The Florida case involves a dispute over whether Florida's Supreme Court violated the US Constitution when it ruled that the state did not have to pay compensation to beachfront landowners adjacent to a beach restoration project.
At issue in Stop the Beach Renourishment, Inc. v. Florida Department of Environmental Protection, is the scope and enforceability of littoral rights. Littoral rights are the rights enjoyed by the owner of private property fronting a lake, bay, or sea.
Traditionally, littoral rights in Florida included the right to own land up to the edge of the rising tide. This boundary is the place where the high tide meets dry sand. Lawyers and land surveyors call it the mean high water line (MHWL).
The problem with beachfront property is that beaches are constantly either eroding or accreting. As a result, the MHWL is always moving landward or seaward. That means beachfront land is always either shrinking or expanding.

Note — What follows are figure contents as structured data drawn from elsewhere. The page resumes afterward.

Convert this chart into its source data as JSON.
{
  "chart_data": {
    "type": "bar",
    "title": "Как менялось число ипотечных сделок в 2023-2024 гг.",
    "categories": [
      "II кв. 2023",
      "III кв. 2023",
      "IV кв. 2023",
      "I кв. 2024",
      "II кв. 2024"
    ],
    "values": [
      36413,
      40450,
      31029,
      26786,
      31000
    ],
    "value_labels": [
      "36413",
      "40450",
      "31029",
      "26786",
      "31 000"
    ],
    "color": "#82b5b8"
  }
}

Littoral rights include a risk that erosion might diminish waterfront property. But they also include a potential benefit – that any accretion would accrue to the owner.
Beach restoration project
The current case arose in 2003 when Florida officials proposed a beach nourishment program to pump new sand onto 6.9-miles of beach in and near the city of Destin in Florida's Panhandle region. State officials said the beach had been hit hard by a string of hurricanes and tropical storms.
Landowners disagreed. They said the beach had not eroded to critical levels.
Amid the dispute, Florida officials invoked the state Beach and Shore Preservation Act, which allows state officials under certain circumstances to change the boundary between submerged public lands and private waterfront property. Instead of using the MHWL as the property line, the state established a new boundary called the Erosion Control Line (ECL). Unlike the transitory MHWL, this is a fixed boundary based on beach measurements made immediately prior to pumping tons of new sand onto the beach.
Once the ECL is established, all sand pumped on the seaward side of the line comprises state-owned land under the Florida law. In the process, beachfront landowners lose their right to claim any accreted land seaward and their property is no longer in direct contact with the sea.
Complaints of demoting property
Lawyers for the landowners argue that by setting the new fixed boundary the state effectively demoted their clients' waterfront property into mere waterview property.